Municipal Resources, Inc. (MRI) informed the Select Board that merging Hinsdale’s and Dalton’s Police Departments is feasible but does come with challenges. Both towns would have to overcome organizational structures, new costs, and potential politics, MRI senior consultant David L. Kurz said.
With the new year soon beginning the town is already looking towards the future proposing new positions and considering raises for a variety of positions in the future budget.
Town Manager Thomas Hutcheson proposed changing the assessing assistant from part-time to a 20-hour benefited position in preparation for long-term staffing.
He also recommended reinstating the 10-hour office clerk position to assist the town manager's executive assistant in some clerical and permitting duties that would allow the assistant more time for human resources, procurement, and budgeting.
Another option is hiring a graduate-level intern for $6,000 for six months to assist in capital planning, budget analysis, and various duties.
Another resource that the town could consider is creating a human resource director position in the future, projected for FY25 and starting at $60,000.
The director would create and maintain a comprehensive personnel records system, handle payroll and benefits administration, and update and review the employee handbook with department heads, among other things.
More information on the potential raises and positions here.

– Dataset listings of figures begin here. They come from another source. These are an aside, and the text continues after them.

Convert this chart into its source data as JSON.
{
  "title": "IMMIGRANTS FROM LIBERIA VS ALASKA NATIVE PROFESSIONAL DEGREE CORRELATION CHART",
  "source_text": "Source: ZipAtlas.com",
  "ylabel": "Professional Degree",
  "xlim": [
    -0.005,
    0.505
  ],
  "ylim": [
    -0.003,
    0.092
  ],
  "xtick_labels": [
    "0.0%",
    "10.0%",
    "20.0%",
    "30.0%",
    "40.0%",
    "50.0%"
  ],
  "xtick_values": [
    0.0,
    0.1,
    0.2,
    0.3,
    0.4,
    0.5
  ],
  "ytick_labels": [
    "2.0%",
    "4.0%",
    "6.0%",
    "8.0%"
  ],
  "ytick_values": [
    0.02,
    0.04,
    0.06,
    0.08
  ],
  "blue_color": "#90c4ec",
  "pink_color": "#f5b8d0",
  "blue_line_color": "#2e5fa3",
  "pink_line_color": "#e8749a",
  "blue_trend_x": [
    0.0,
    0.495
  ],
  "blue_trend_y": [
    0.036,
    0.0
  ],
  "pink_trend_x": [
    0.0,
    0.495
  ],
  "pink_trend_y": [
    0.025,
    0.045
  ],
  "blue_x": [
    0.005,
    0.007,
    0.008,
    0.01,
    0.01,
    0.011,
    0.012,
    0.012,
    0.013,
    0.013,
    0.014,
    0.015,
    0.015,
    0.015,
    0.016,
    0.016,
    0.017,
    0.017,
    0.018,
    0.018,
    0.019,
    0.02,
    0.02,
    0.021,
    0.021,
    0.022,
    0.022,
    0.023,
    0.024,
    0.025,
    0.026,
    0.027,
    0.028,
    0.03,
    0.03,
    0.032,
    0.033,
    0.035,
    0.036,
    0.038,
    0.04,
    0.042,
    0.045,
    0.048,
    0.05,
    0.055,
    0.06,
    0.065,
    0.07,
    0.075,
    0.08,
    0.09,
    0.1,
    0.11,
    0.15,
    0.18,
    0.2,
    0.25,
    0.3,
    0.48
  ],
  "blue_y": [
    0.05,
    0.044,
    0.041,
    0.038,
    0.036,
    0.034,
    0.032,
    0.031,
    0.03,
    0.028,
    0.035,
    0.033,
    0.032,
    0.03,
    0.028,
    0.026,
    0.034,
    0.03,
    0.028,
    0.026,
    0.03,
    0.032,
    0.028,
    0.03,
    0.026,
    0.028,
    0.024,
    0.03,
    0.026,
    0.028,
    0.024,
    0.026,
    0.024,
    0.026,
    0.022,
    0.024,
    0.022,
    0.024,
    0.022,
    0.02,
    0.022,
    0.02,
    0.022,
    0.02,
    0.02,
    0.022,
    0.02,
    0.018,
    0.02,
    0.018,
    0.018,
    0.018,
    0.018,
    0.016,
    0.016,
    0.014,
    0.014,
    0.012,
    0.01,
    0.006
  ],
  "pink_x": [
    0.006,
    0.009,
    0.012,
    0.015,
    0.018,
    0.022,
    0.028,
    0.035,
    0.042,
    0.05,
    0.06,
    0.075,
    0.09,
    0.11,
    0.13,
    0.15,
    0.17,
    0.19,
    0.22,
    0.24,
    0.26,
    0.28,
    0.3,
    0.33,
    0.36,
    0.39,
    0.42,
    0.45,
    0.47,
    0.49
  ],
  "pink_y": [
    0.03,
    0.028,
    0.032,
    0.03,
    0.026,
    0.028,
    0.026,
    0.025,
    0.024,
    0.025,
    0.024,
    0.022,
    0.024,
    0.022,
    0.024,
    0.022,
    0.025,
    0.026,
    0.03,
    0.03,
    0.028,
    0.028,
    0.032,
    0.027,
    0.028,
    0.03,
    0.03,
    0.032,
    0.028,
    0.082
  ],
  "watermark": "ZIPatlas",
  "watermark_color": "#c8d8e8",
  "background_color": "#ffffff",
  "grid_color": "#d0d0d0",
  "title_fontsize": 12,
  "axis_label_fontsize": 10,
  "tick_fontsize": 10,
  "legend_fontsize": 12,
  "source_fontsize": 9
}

The town voted to approve an amended version of the accessory dwelling unit bylaw that has been in process since Oct 2020.
The bylaw was developed in part as a way to increase the amount of affordable housing in town. There were, however, concerns that the bylaw would allow investors to lock up units for short-term rentals and that it only required a simple majority to pass.
The approved amendment allows accessory dwelling units in owner-occupied properties. Town Counsel Timothy Zessin said it could pass constitutional muster if phrased correctly, but that it may be difficult to enforce.
Zack R. McCain III, Planning Board vice chairman, argued that the town should approve the bylaw as written because the amendment is not practical to enforce especially when it comes to a resident selling their home to a company.
Despite his arguments, voters passed the amendment 46-42 and then the bylaw by 56-31.
The proposed Drive through Bylaw failed 44-32 because it required a two-thirds vote to pass.
The current bylaw passed in 2008 allows for drive-throughs at banks, financial institutions, and car washes only.
The updated bylaw would have allowed drive-throughs at other primary businesses for the purpose of economic development but not in residential districts.
Many of the voters present were concerned that this bylaw would affect the design and integrity of the town and open the way for fast-food chains.